Current dual-key behavior in external refresh-bootstrap:

  • if only ALEPH_VM_PRIVATE_KEY is set, refresh behaves like the legacy wallet-signed model
  • if ALEPH_VM_PUBLISHER_PRIVATE_KEY is set, the relay bootstrap POST is published by that publisher identity
  • if ALEPH_VM_OWNER_PRIVATE_KEY is also set, the refresh path embeds the owner authorization plus relay proof objects automatically

This external mode remains useful for one-off repair or manual refresh, but it is no longer the only heartbeat path.

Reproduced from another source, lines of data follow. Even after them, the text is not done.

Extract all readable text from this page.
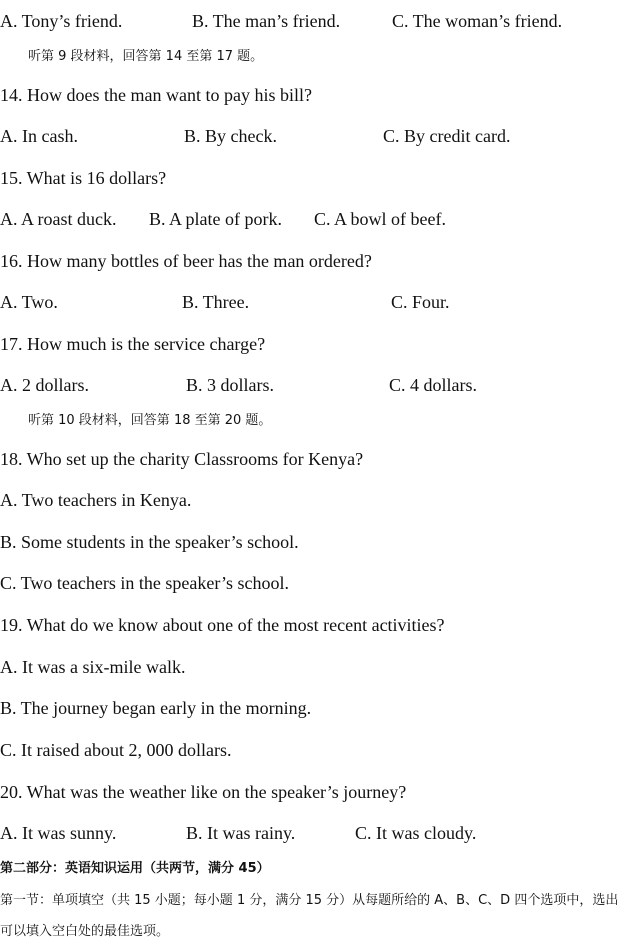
A. Tony’s friend.	B. The man’s friend.	C. The woman’s friend.
听第 9 段材料，回答第 14 至第 17 题。
14. How does the man want to pay his bill?
A. In cash.	B. By check.	C. By credit card.
15. What is 16 dollars?
A. A roast duck. B. A plate of pork. C. A bowl of beef.
16. How many bottles of beer has the man ordered?
A. Two.	B. Three.	C. Four.
17. How much is the service charge?
A. 2 dollars.	B. 3 dollars.	C. 4 dollars.
听第 10 段材料，回答第 18 至第 20 题。
18. Who set up the charity Classrooms for Kenya?
A. Two teachers in Kenya.
B. Some students in the speaker’s school.
C. Two teachers in the speaker’s school.
19. What do we know about one of the most recent activities?
A. It was a six-mile walk.
B. The journey began early in the morning.
C. It raised about 2, 000 dollars.
20. What was the weather like on the speaker’s journey?
A. It was sunny.	B. It was rainy.	C. It was cloudy.
第二部分：英语知识运用（共两节，满分 45）
第一节：单项填空（共 15 小题；每小题 1 分，满分 15 分）从每题所给的 A、B、C、D 四个选项中，选出
可以填入空白处的最佳选项。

Current in-guest refresh behavior:

  • deploy/configure stores ALEPH_BOOTSTRAP_PUBLISHER_PRIVATE_KEY, ALEPH_BOOTSTRAP_REGISTRATION_ID, and a base64-encoded ALEPH_BOOTSTRAP_OWNER_AUTHORIZATION_B64 record in the relay VM env file
  • both relay profiles can additionally store a precomputed libp2p secp256k1 identity derived from publisher key B, so the runtime peerId is known before the relay first starts
  • if orbitdb-relay is deployed without publisher key B, it still generates owner authorization after the real relay peerId is known and writes it back into the guest with a second no_start configure call
  • the guest runs a systemd timer:
    • uc-go-peer-bootstrap-refresh.timer
    • orbitdb-relay-bootstrap-refresh.timer
  • the timer invokes a local Python refresher that:
    • calls the profile-specific *-describe.py helper
    • signs the relay proof with publisher key B
    • republishes the bootstrap POST
    • forgets older self-owned records for the same registration ID

This keeps the owner key A out of the long-lived guest state once the authorization record has been minted.

P2P Direction

The current architectural direction is not to replace REST reads immediately, but to investigate a hybrid model:

  • P2P or P2P-bridge publication for live bootstrap announcements
  • REST posts.json discovery for startup, history, pagination, and browser backfill

This is based on the current Aleph ecosystem shape:

  • Aleph documents P2P broadcast as a supported message transport
  • Aleph maintains a Rust p2p-service that exposes gossipsub publication and subscription over HTTP and RabbitMQ
  • we do not yet have source-backed evidence that raw pubsub alone gives us the same durable indexed behavior as the current REST/CCN write path

Remaining Requirements

The main requirements and caveats left for end-to-end live validation are:

  • an EVM private key available as ALEPH_BOOTSTRAP_TEST_PRIVATE_KEY or ALEPH_PRIVATE_KEY
  • small indexing delay on Aleph before a newly published POST appears in posts.json
  • dedicated channel and ref values if you want isolation from the shared simple-todo namespace during testing
  • browser consumers still need their own project-level checks because bootstrap discovery can be correct while unrelated app type errors still exist

Next Implementation Focus

The main unfinished work for this feature is no longer basic publish/discover mechanics. It is completing the stronger same-root signing path across all relay profiles:

  • the wallet that deployed the relay VM
  • the key that refreshes the bootstrap record from the relay
  • the peerId that other relays and clients actually dial

The planned implementation direction is:

  1. keep the current dual-key authorization payload from owner key A to relay key B
  2. keep the relay-signed bootstrap payload that key B refreshes
  3. validate the new same-root peerId <- B model on real deployments for both relay profiles
  4. teach consumers to require dual-key verification by default once the relay producers all emit it
  5. keep actual liveness checks at dial time rather than trying to prove liveness from Aleph alone

Consumer Notes

universal-connectivity/js-peer and simple-todo should use this package in place of hardcoded bootstrap multiaddrs or direct @libp2p/bootstrap static lists.